Stefano Mazzonis di Pralafera actualise le propos : l’action se déroule dans un hôtel trois étoiles et Don Pomponio publie l’annonce sur un site Internet. Le directeur général et artistique de l’Opéra royal de Wallonie, qui mettra de nouveau en scène pas moins de trois opéras la saison prochaine, témoigne une fois de plus de sa capacité à imaginer des spectacles, certes assez prévisibles et peu audacieux, mais divertissants, encore que la dimension satirique de l’ouvrage ressorte peu. Le plateau s’anime dans une ambiance bon enfant, mais si les chanteurs se départent rarement d’une gestuelle convenue et vue mille fois, comme ces sempiternelles levées de jambes à la French cancan, il se passe toujours quelque chose grâce, notamment, au fabuleux décor, bien exploité, de Jean-Guy Lecat. Les protagonistes et les membres des chœurs portent d’épatants costumes fantaisistes, dessinés par Fernand Ruiz.
La distribution forme un ensemble soudé. S’ils n’offrent pas de feu d’artifice vocal éblouissant, les interprètes, dont la plupart se produisent régulièrement sur la scène liégeoise, livrent une prestation soutenue, bigarrée, rythmée, le théâtre n’occultant pas le chant, et vice versa. Certains passent un peu plus inaperçus que d’autres, comme Julie Bailly, qui incarne Doralice, et Jacques Catalayud, qui joue son père, Anselmo, alors que la voix ample de la mezzo-soprano Monica Minarelli attire favorablement l’attention dans le rôle, pourtant secondaire, de Madame La Rose. Enrico Marabelli, qui endosse les nobles habits de Don Pomponio, et Cinzia Forte, qui met son joli timbre en valeur dans le rôle de Lisette, remportent la palme de la prestation la plus complète, tant théâtralement que vocalement. Comédien habile, chanteur adroit, Laurent Kubla évolue avec aisance en Filippo mais il ne possède pas encore l’aura qui lui permettrait de le distinguer dans l’important vivier de chanteurs belges actuellement en activité.
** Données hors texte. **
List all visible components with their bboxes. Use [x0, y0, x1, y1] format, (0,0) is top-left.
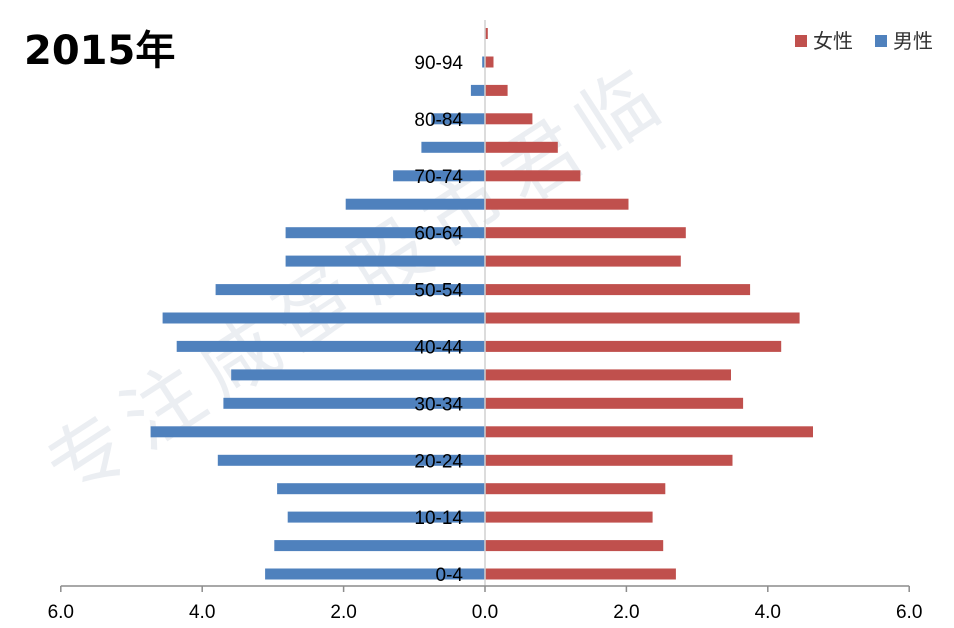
x-tick-label: 6.0: [48, 602, 74, 623]
legend-swatch-female: [795, 35, 807, 47]
legend-swatch-male: [875, 35, 887, 47]
female-bar-25-29: [485, 426, 813, 438]
female-bar-30-34: [485, 397, 744, 409]
female-bar-10-14: [485, 511, 653, 523]
male-bar-30-34: [223, 397, 485, 409]
male-bar-25-29: [150, 426, 485, 438]
female-bar-95+: [485, 28, 488, 39]
male-bar-35-39: [231, 369, 485, 381]
age-label-80-84: 80-84: [414, 110, 463, 131]
male-bar-10-14: [287, 511, 485, 523]
female-bar-75-79: [485, 141, 558, 153]
male-bar-45-49: [162, 312, 485, 324]
watermark-text: 专注咸蛋股市君临: [31, 48, 684, 516]
female-bar-90-94: [485, 56, 494, 68]
female-bar-35-39: [485, 369, 731, 381]
female-bar-20-24: [485, 454, 733, 466]
female-bar-70-74: [485, 170, 581, 182]
female-bar-40-44: [485, 340, 782, 352]
female-bar-0-4: [485, 568, 676, 580]
male-bar-50-54: [215, 284, 485, 296]
age-label-20-24: 20-24: [414, 451, 463, 472]
male-bar-80-84: [431, 113, 485, 125]
female-bar-55-59: [485, 255, 681, 267]
chart-title: 2015年: [24, 28, 175, 74]
male-bar-65-69: [345, 198, 485, 210]
female-bar-60-64: [485, 227, 686, 239]
male-bar-5-9: [274, 540, 485, 552]
female-bar-5-9: [485, 540, 664, 552]
female-bar-80-84: [485, 113, 533, 125]
female-bar-50-54: [485, 284, 751, 296]
age-labels-group: 0-4 10-14 20-24 30-34 40-44 50-54 60-64 70-74 80…: [414, 53, 463, 586]
female-bar-45-49: [485, 312, 800, 324]
male-bar-40-44: [176, 340, 485, 352]
age-label-60-64: 60-64: [414, 224, 463, 245]
x-tick-label: 4.0: [189, 602, 215, 623]
age-label-90-94: 90-94: [414, 53, 463, 74]
legend: 女性 男性: [795, 29, 933, 53]
age-label-10-14: 10-14: [414, 508, 463, 529]
x-tick-label: 2.0: [613, 602, 639, 623]
male-bar-55-59: [285, 255, 485, 267]
legend-label-male: 男性: [893, 29, 933, 53]
legend-label-female: 女性: [813, 29, 853, 53]
male-bar-90-94: [482, 56, 485, 68]
female-bar-85-89: [485, 84, 508, 96]
age-label-30-34: 30-34: [414, 394, 463, 415]
female-bar-65-69: [485, 198, 629, 210]
female-bar-15-19: [485, 483, 666, 495]
male-bar-60-64: [285, 227, 485, 239]
male-bar-20-24: [217, 454, 486, 466]
male-bar-15-19: [277, 483, 485, 495]
x-tick-label: 4.0: [755, 602, 781, 623]
x-axis: 6.0 4.0 2.0 0.0 2.0 4.0 6.0: [48, 585, 922, 623]
age-label-50-54: 50-54: [414, 281, 463, 302]
age-label-40-44: 40-44: [414, 337, 463, 358]
age-label-70-74: 70-74: [414, 167, 463, 188]
x-tick-label: 0.0: [472, 602, 498, 623]
male-bar-0-4: [265, 568, 485, 580]
x-tick-label: 6.0: [896, 602, 922, 623]
male-bar-70-74: [393, 170, 485, 182]
bars-group: [150, 28, 813, 580]
male-bar-85-89: [470, 84, 485, 96]
age-label-0-4: 0-4: [436, 565, 464, 586]
male-bar-75-79: [421, 141, 485, 153]
x-tick-label: 2.0: [330, 602, 356, 623]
Authentique ténor rossinien, Edgardo Rocha livre une exemplaire leçon de beau chant en Alberto : timbre attrayant, phrasés élaborés, ornements stylés.
Préparés par Marcel Seminara, les chœurs se montrent égaux à eux-mêmes tandis qu’Andrea Tarantino délivre au pianoforte des interventions inventives durant les récitatifs. Sous la direction scrupuleuse de Jan Schultsz, qui ne bouscule pas les tempi, finalement assez posés, l’orchestre veille à la netteté des contrastes, à la clarté des échanges, à la rondeur de la sonorité. Leur prestation ne provoque toutefois guère de vertige, ni dans les finales, ni dans l’Ouverture, que Rossini a réutilisée pour La Cenerentola, à l’affiche, justement, de l’Opéra royal de Wallonie du 19 au 30 septembre prochain.